Common Sense Counts!

Common sense is defined as “good sense and sound judgement in practical matters.”  Yes, please.  I’m in.  I believe it was Forrest Gump who famously said, “Mama always said, ‘Stupid is as stupid does.’”  My definition for “stupid” has always been “one who repeats the same mistakes.”  Common sense is what we’re supposed to gain when we go through an experience.  We are supposed to decide afterwards whether we will do it that way again or alter our approach a bit.  To have an experience go badly and not alter our methods is, by Gump’s definition, stupid.  Yet, I see people make the same mistakes over and over and over.  Heck, I make some of the same mistakes over and over and over.  How do we correct this human foible so that we may gain common sense?

The first step, I think, is to truly desire a better outcome.  If we want to pass a test, and we know that we must study to pass it, we have to actually study.  We cannot fail to study and still expect the to pass the test.  I contend that people who know they should study, don’t study, and then profess that they do not know why they cannot pass the test, don’t actually want to pass the test.  It is unimportant in the grand scheme of things, or they do not find value in the subject, or maybe they just don’t care.  But passing is not really the goal.  The goal is finding the excuse Mom buys.

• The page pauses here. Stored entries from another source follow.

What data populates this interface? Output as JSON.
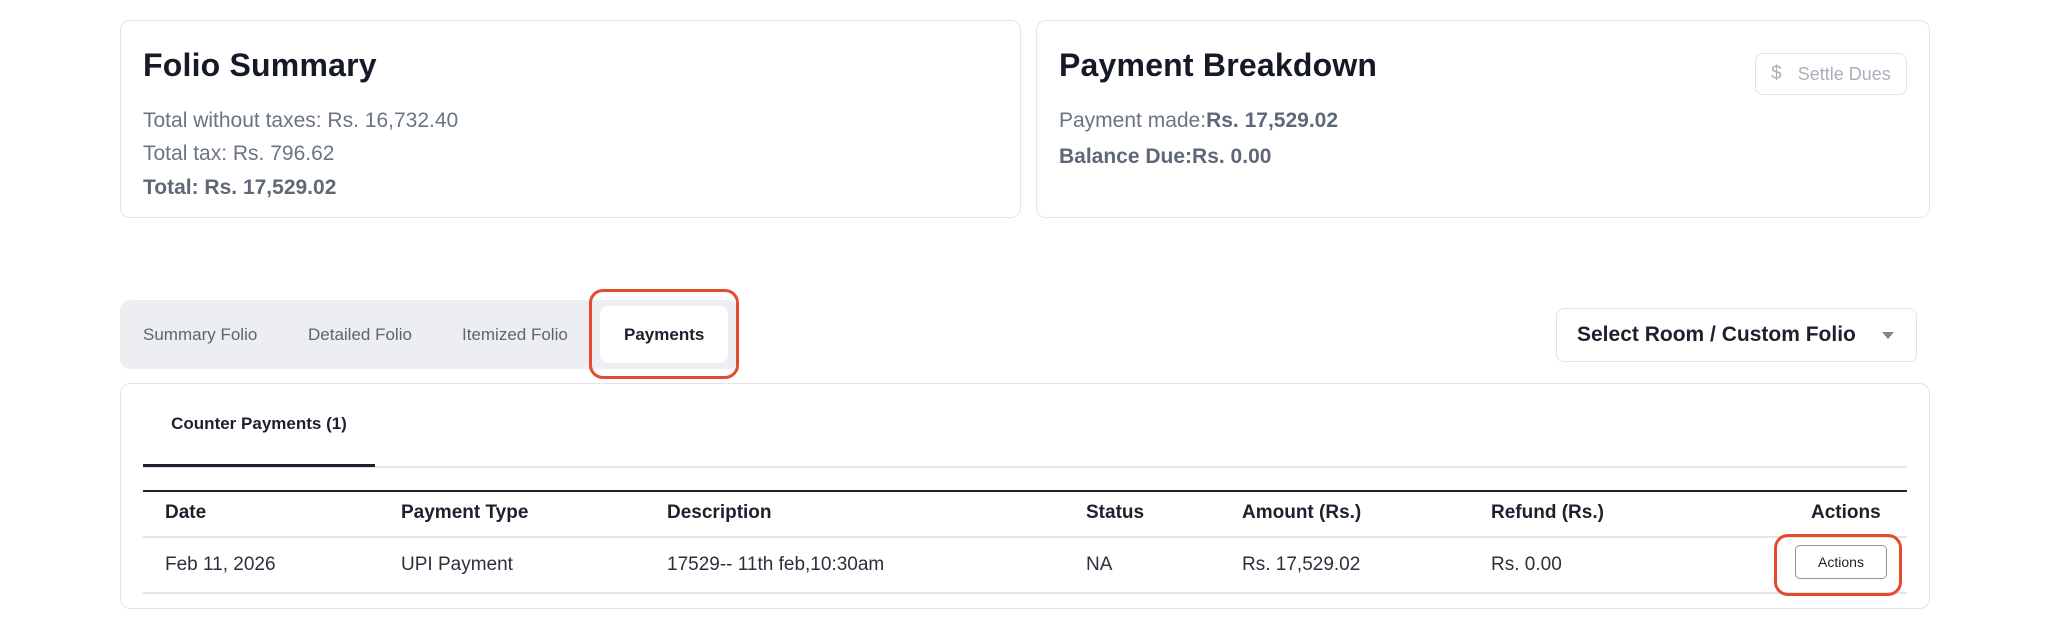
{
  "folio_summary": {
    "title": "Folio Summary",
    "total_without_taxes": "Total without taxes: Rs. 16,732.40",
    "total_tax": "Total tax: Rs. 796.62",
    "total": "Total: Rs. 17,529.02"
  },
  "payment_breakdown": {
    "title": "Payment Breakdown",
    "payment_made_label": "Payment made:",
    "payment_made_value": "Rs. 17,529.02",
    "balance_due_label": "Balance Due:",
    "balance_due_value": "Rs. 0.00",
    "settle_icon": "$",
    "settle_label": "Settle Dues"
  },
  "tabs": [
    {
      "label": "Summary Folio",
      "active": false
    },
    {
      "label": "Detailed Folio",
      "active": false
    },
    {
      "label": "Itemized Folio",
      "active": false
    },
    {
      "label": "Payments",
      "active": true
    }
  ],
  "select_room": {
    "label": "Select Room / Custom Folio"
  },
  "payments_panel": {
    "subtab": "Counter Payments (1)",
    "columns": [
      "Date",
      "Payment Type",
      "Description",
      "Status",
      "Amount (Rs.)",
      "Refund (Rs.)",
      "Actions"
    ],
    "rows": [
      {
        "date": "Feb 11, 2026",
        "payment_type": "UPI Payment",
        "description": "17529-- 11th feb,10:30am",
        "status": "NA",
        "amount": "Rs. 17,529.02",
        "refund": "Rs. 0.00",
        "action_label": "Actions"
      }
    ]
  },
  "colors": {
    "highlight": "#e54a2c",
    "tab_bar_bg": "#eceef1",
    "muted_text": "#6b7482"
  }
}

My own example:  if I really wanted to lose weight, I’d stop eating when I’m full, I’d quit buying things that are bad for me, and I’d exercise regularly.  The fact that I don’t do any of those things shows that I am not really serious about losing weight yet. 

Okay, so how does this apply to my gifted child?  Your gifted child is a natural debater.  He can make you believe that he really wants to accomplish whatever it is you find important without ever making the effort to actually do so.  I see this repeatedly.  If I had a dime for every parent who thinks that his child just “doesn’t test well,” when in actuality, his child has never taken a note TO study, I’d have ten or eleven bucks by now!

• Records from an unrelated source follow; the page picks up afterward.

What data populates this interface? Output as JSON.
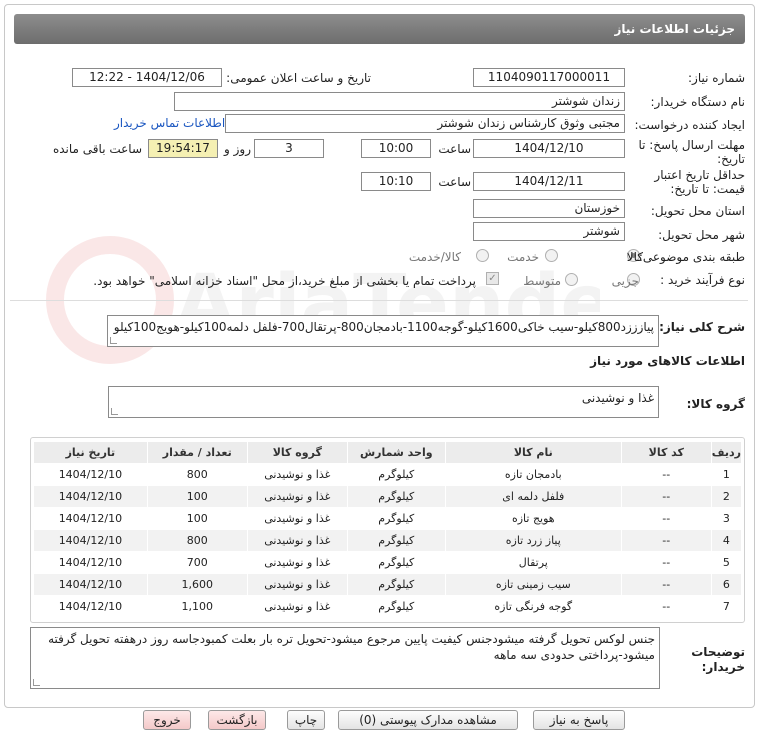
{
  "header": {
    "title": "جزئیات اطلاعات نیاز"
  },
  "fields": {
    "need_number_label": "شماره نیاز:",
    "need_number": "1104090117000011",
    "announce_label": "تاریخ و ساعت اعلان عمومی:",
    "announce_value": "1404/12/06 - 12:22",
    "buyer_label": "نام دستگاه خریدار:",
    "buyer_value": "زندان شوشتر",
    "creator_label": "ایجاد کننده درخواست:",
    "creator_value": "مجتبی وثوق کارشناس زندان شوشتر",
    "contact_link": "اطلاعات تماس خریدار",
    "reply_label_1": "مهلت ارسال پاسخ: تا",
    "reply_label_2": "تاریخ:",
    "reply_date": "1404/12/10",
    "time_label": "ساعت",
    "reply_time": "10:00",
    "days_value": "3",
    "days_label": "روز و",
    "remaining_time": "19:54:17",
    "remaining_label": "ساعت باقی مانده",
    "validity_label_1": "حداقل تاریخ اعتبار",
    "validity_label_2": "قیمت: تا تاریخ:",
    "validity_date": "1404/12/11",
    "validity_time_label": "ساعت",
    "validity_time": "10:10",
    "province_label": "استان محل تحویل:",
    "province_value": "خوزستان",
    "city_label": "شهر محل تحویل:",
    "city_value": "شوشتر",
    "category_label": "طبقه بندی موضوعی:",
    "category_options": [
      "کالا",
      "خدمت",
      "کالا/خدمت"
    ],
    "process_label": "نوع فرآیند خرید :",
    "process_options": [
      "جزیی",
      "متوسط"
    ],
    "payment_note": "پرداخت تمام یا بخشی از مبلغ خرید،از محل \"اسناد خزانه اسلامی\" خواهد بود."
  },
  "summary": {
    "label": "شرح کلی نیاز:",
    "value": "پیازززد800کیلو-سیب خاکی1600کیلو-گوجه1100-بادمجان800-پرتقال700-فلفل دلمه100کیلو-هویج100کیلو"
  },
  "goods_info_title": "اطلاعات کالاهای مورد نیاز",
  "goods_group": {
    "label": "گروه کالا:",
    "value": "غذا و نوشیدنی"
  },
  "table": {
    "headers": [
      "ردیف",
      "کد کالا",
      "نام کالا",
      "واحد شمارش",
      "گروه کالا",
      "تعداد / مقدار",
      "تاریخ نیاز"
    ],
    "rows": [
      [
        "1",
        "--",
        "بادمجان تازه",
        "کیلوگرم",
        "غذا و نوشیدنی",
        "800",
        "1404/12/10"
      ],
      [
        "2",
        "--",
        "فلفل دلمه ای",
        "کیلوگرم",
        "غذا و نوشیدنی",
        "100",
        "1404/12/10"
      ],
      [
        "3",
        "--",
        "هویج تازه",
        "کیلوگرم",
        "غذا و نوشیدنی",
        "100",
        "1404/12/10"
      ],
      [
        "4",
        "--",
        "پیاز زرد تازه",
        "کیلوگرم",
        "غذا و نوشیدنی",
        "800",
        "1404/12/10"
      ],
      [
        "5",
        "--",
        "پرتقال",
        "کیلوگرم",
        "غذا و نوشیدنی",
        "700",
        "1404/12/10"
      ],
      [
        "6",
        "--",
        "سیب زمینی تازه",
        "کیلوگرم",
        "غذا و نوشیدنی",
        "1,600",
        "1404/12/10"
      ],
      [
        "7",
        "--",
        "گوجه فرنگی تازه",
        "کیلوگرم",
        "غذا و نوشیدنی",
        "1,100",
        "1404/12/10"
      ]
    ]
  },
  "notes": {
    "label_1": "توضیحات",
    "label_2": "خریدار:",
    "value": "جنس لوکس تحویل گرفته میشودجنس کیفیت پایین مرجوع میشود-تحویل تره بار بعلت کمبودجاسه روز درهفته تحویل گرفته میشود-پرداختی حدودی سه ماهه"
  },
  "buttons": {
    "reply": "پاسخ به نیاز",
    "view_docs": "مشاهده مدارک پیوستی (0)",
    "print": "چاپ",
    "back": "بازگشت",
    "exit": "خروج"
  },
  "watermark_text": "AriaTender.net"
}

So, we have to address the common sense your child seeks.  You and I would think a failing grade would be impetus to study more.  Au contraire.  Your child’s goal is for you not to punish him for doing poorly on the test.  The common sense he learns is from the excuses he tries.  Mom bought my story about feeling ill and not doing well on the test because of it last time.  But, that won’t work again.  I have to make a new reason.

And in this manner, your child learns what excuses succeed and what excuses fail.  He does not, however, learn that he doesn’t need an excuse if he’ll just study and pass the test!  Why doesn’t he learn this simple piece of common sense?!  We can see it so clearly.  Why can’t he?  Because we can see the need for the information, and he cannot.  He sees a series of simple choices:  study or continue my video game?  Study or chat online with  friends?  Study or slee…zzzzzz.  You get my drift. 

The next morning he awakes, woefully unprepared.  Time that could be spent reasoning out answers is instead spent working out what will be the best way to play this off as not his fault. 

Now, I will tell you that this is the story of your very gifted child.  If your child is like me – on the lower end of giftedness – the drive to pass the test will come from within.  We on the lower end usually have a sibling who just knows everything, and we are on a quest to prove that we, too, are intelligent.  When we do fail, we analyze the fire out of what went wrong, and we vow never to let it happen again.  We don’t, however, let up on ourselves, and thereby show a lack of common sense, as well. 

It is your job, Parents, and my job as a teacher to help gifted kids recognize their own misinterpretations about achievement.  For the highly gifted, we need to call them on their excuses.  There should be a required grade and an automatic loss when that grade is not achieved.  I wouldn’t make it an A.  I would say that C’s and below are not acceptable.  The child doesn’t have to worry about making an excuse because no excuse will keep the punishment from happening (within reason, of course).  For the overachiever, it is our job to help them learn that perfection is not required or even desired.  We have to show them that achievement doesn’t have to come at the cost of personal health and well-being.   Once we have fixed the focus of their efforts, we should see common sense grow as the child learns how to navigate tests well. 

There’s one last area I would like to address regarding common sense.  The only way to gain it is through experiences.  I see way too many parents not allowing their children to have enough experiences.  Those whose parents tell them they cannot date, sneak it at school.  Those whose parents don’t let them hang out with friends end up not knowing how to balance friend time and study time once they get to college.  It is so very important that you allow your child to have a wide range of experiences.  Be a part of those experiences while you can still be the voice of advice.  Once they get to college, yours will not be the advice they seek.  Give your child enough experiences, and I guarantee he will gain common sense!